Mutahar Al-Hindawan, 55, has been teaching for 30 years. He chose this profession because he believes education can improve literacy and help the next generation of Yemeni students find better jobs.
"Educated people used to have more chances of getting work, and many of my students graduated and found good jobs. That was in the good days, when teachers used to receive a salary that was enough for them to provide for their families and also save," Mutahar says.
Mutahar used to receive a monthly salary equivalent to USD 440. But because of the currency collapse in Yemen, his salary is now around USD 62. This is not enough for him to pay for breakfast and transport for his own children to get to school.
A difficult decision
"Some organisations, like the Norwegian Refugee Council (NRC), have intervened and helped us with $50 as a monthly cash incentive, but that is not enough and does not enable me to provide for my ten family members," says Mutahar.
Mutahar had no choice but to look for another job that paid more.
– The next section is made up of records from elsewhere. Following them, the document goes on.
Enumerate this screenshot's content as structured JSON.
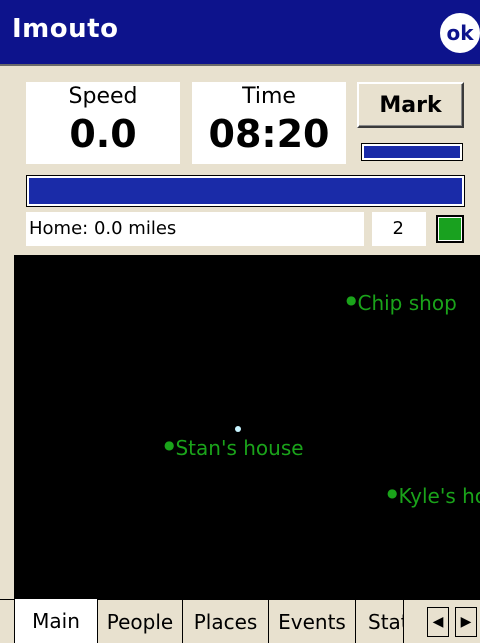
{
  "window": {
    "title": "Imouto",
    "ok_label": "ok"
  },
  "speed": {
    "label": "Speed",
    "value": "0.0"
  },
  "time": {
    "label": "Time",
    "value": "08:20"
  },
  "mark_button": {
    "label": "Mark"
  },
  "mini_progress": {
    "fraction": 1.0
  },
  "main_progress": {
    "fraction": 1.0
  },
  "home": {
    "text": "Home: 0.0 miles"
  },
  "count": {
    "value": "2"
  },
  "status_color": "#19a11f",
  "map": {
    "places": [
      {
        "name": "Chip shop"
      },
      {
        "name": "Stan's house"
      },
      {
        "name": "Kyle's house"
      }
    ]
  },
  "tabs": [
    {
      "label": "Main",
      "active": true
    },
    {
      "label": "People",
      "active": false
    },
    {
      "label": "Places",
      "active": false
    },
    {
      "label": "Events",
      "active": false
    },
    {
      "label": "Status",
      "active": false
    }
  ],
  "tab_scroll": {
    "left_icon": "arrow-left-icon",
    "right_icon": "arrow-right-icon"
  },
  "colors": {
    "titlebar": "#0d138c",
    "progress": "#1a2ba8",
    "place_text": "#1aa31a",
    "map_bg": "#000000",
    "window_bg": "#e8e1cf"
  }
}
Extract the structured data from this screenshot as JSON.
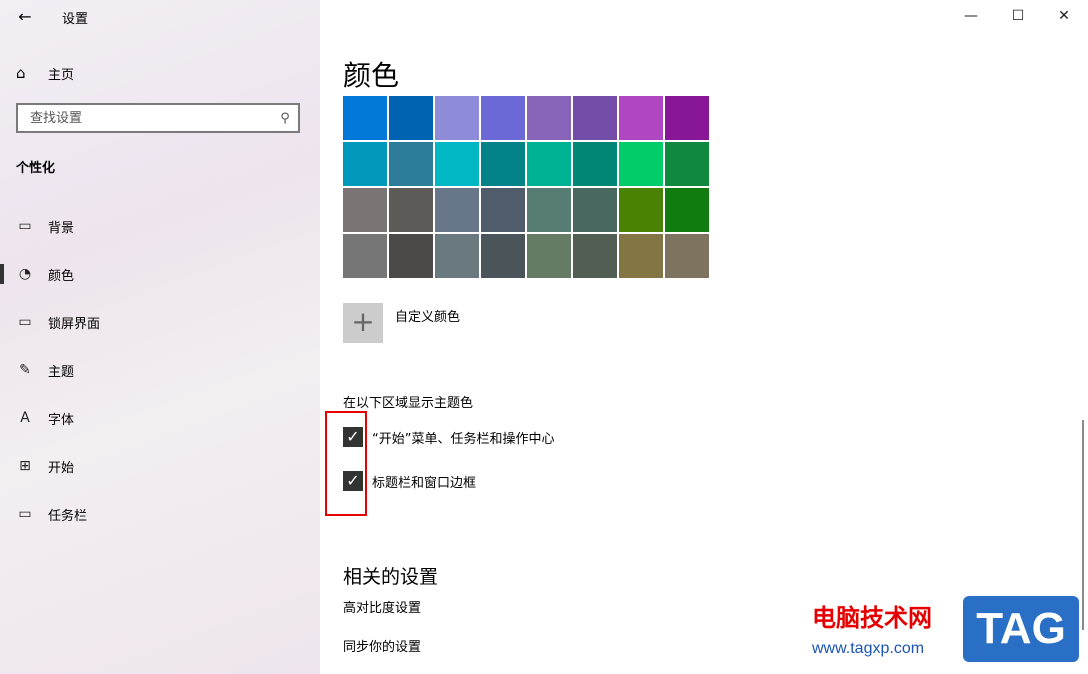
{
  "window": {
    "title": "设置",
    "back_icon": "back-arrow-icon",
    "controls": {
      "minimize": "—",
      "maximize": "☐",
      "close": "✕"
    }
  },
  "sidebar": {
    "home": {
      "icon": "home-icon",
      "label": "主页"
    },
    "search": {
      "placeholder": "查找设置",
      "icon": "search-icon"
    },
    "section_title": "个性化",
    "items": [
      {
        "icon": "picture-icon",
        "glyph": "▭",
        "label": "背景",
        "active": false
      },
      {
        "icon": "palette-icon",
        "glyph": "◔",
        "label": "颜色",
        "active": true
      },
      {
        "icon": "lock-screen-icon",
        "glyph": "▭",
        "label": "锁屏界面",
        "active": false
      },
      {
        "icon": "theme-icon",
        "glyph": "✎",
        "label": "主题",
        "active": false
      },
      {
        "icon": "font-icon",
        "glyph": "A",
        "label": "字体",
        "active": false
      },
      {
        "icon": "start-icon",
        "glyph": "⊞",
        "label": "开始",
        "active": false
      },
      {
        "icon": "taskbar-icon",
        "glyph": "▭",
        "label": "任务栏",
        "active": false
      }
    ]
  },
  "main": {
    "title": "颜色",
    "swatches": [
      "#0078d7",
      "#0063b1",
      "#8e8cd8",
      "#6b69d6",
      "#8764b8",
      "#744da9",
      "#b146c2",
      "#881798",
      "#0099bc",
      "#2d7d9a",
      "#00b7c3",
      "#038387",
      "#00b294",
      "#018574",
      "#00cc6a",
      "#10893e",
      "#7a7574",
      "#5d5a58",
      "#68768a",
      "#515c6b",
      "#567c73",
      "#486860",
      "#498205",
      "#107c10",
      "#767676",
      "#4c4a48",
      "#69797e",
      "#4a5459",
      "#647c64",
      "#525e54",
      "#847545",
      "#7e735f"
    ],
    "custom_color": {
      "icon": "plus-icon",
      "label": "自定义颜色"
    },
    "accent_heading": "在以下区域显示主题色",
    "checkboxes": [
      {
        "label": "“开始”菜单、任务栏和操作中心",
        "checked": true
      },
      {
        "label": "标题栏和窗口边框",
        "checked": true
      }
    ],
    "related_heading": "相关的设置",
    "related_links": [
      "高对比度设置",
      "同步你的设置"
    ]
  },
  "watermark": {
    "site_name": "电脑技术网",
    "url": "www.tagxp.com",
    "logo_text": "TAG"
  },
  "colors": {
    "annotation_box": "#e60000",
    "checkbox_fill": "#333333"
  }
}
It was a very difficult decision for a seasoned teacher who considers the classroom to be his second home.
"Luckily, I found a job in a small shop, and I receive three times what I received from teaching. Teaching is more interesting for me, but I can't teach if my own children don’t have the basics.”
Only a third of teachers are paid
According to UNICEF, only a third of teachers in Yemen receive salaries. Over 170,000 teachers have not received a regular salary since 2016.
The quality of education in public schools has suffered as a result. Some Yemenis who can afford it have been sending their children to private schools, as the education there is better.
Sa'ad Al-Muhr, the principal of Al-Rawdha School in Marib governorate, confirms that nine teachers, including Mutahar, have left the school to look for other jobs.
"Some teachers choose to join the battles rather than teach, as they can receive a better income from fighting," Sa'ad says.
"We tried to bring these teachers back to school, but they said they had families to provide for and could not continue with such low pay."
The quality of education is declining
Sa'ad explains that the impact is not only on the lives of the teachers themselves, but also on the students. The quality of education is declining, as students are not able to study all the subjects they need to study.
"We try to attract new teachers who have just graduated, but they are not of the same quality as the older teachers,” he says. “Moreover, we cannot find teachers at all for some subjects."
Former teacher Mutahar echoes Sa’ad’s view: "Education was better before the conflict, as teachers used to receive good salaries and children received a better education. But now, teachers are too worried about how to survive."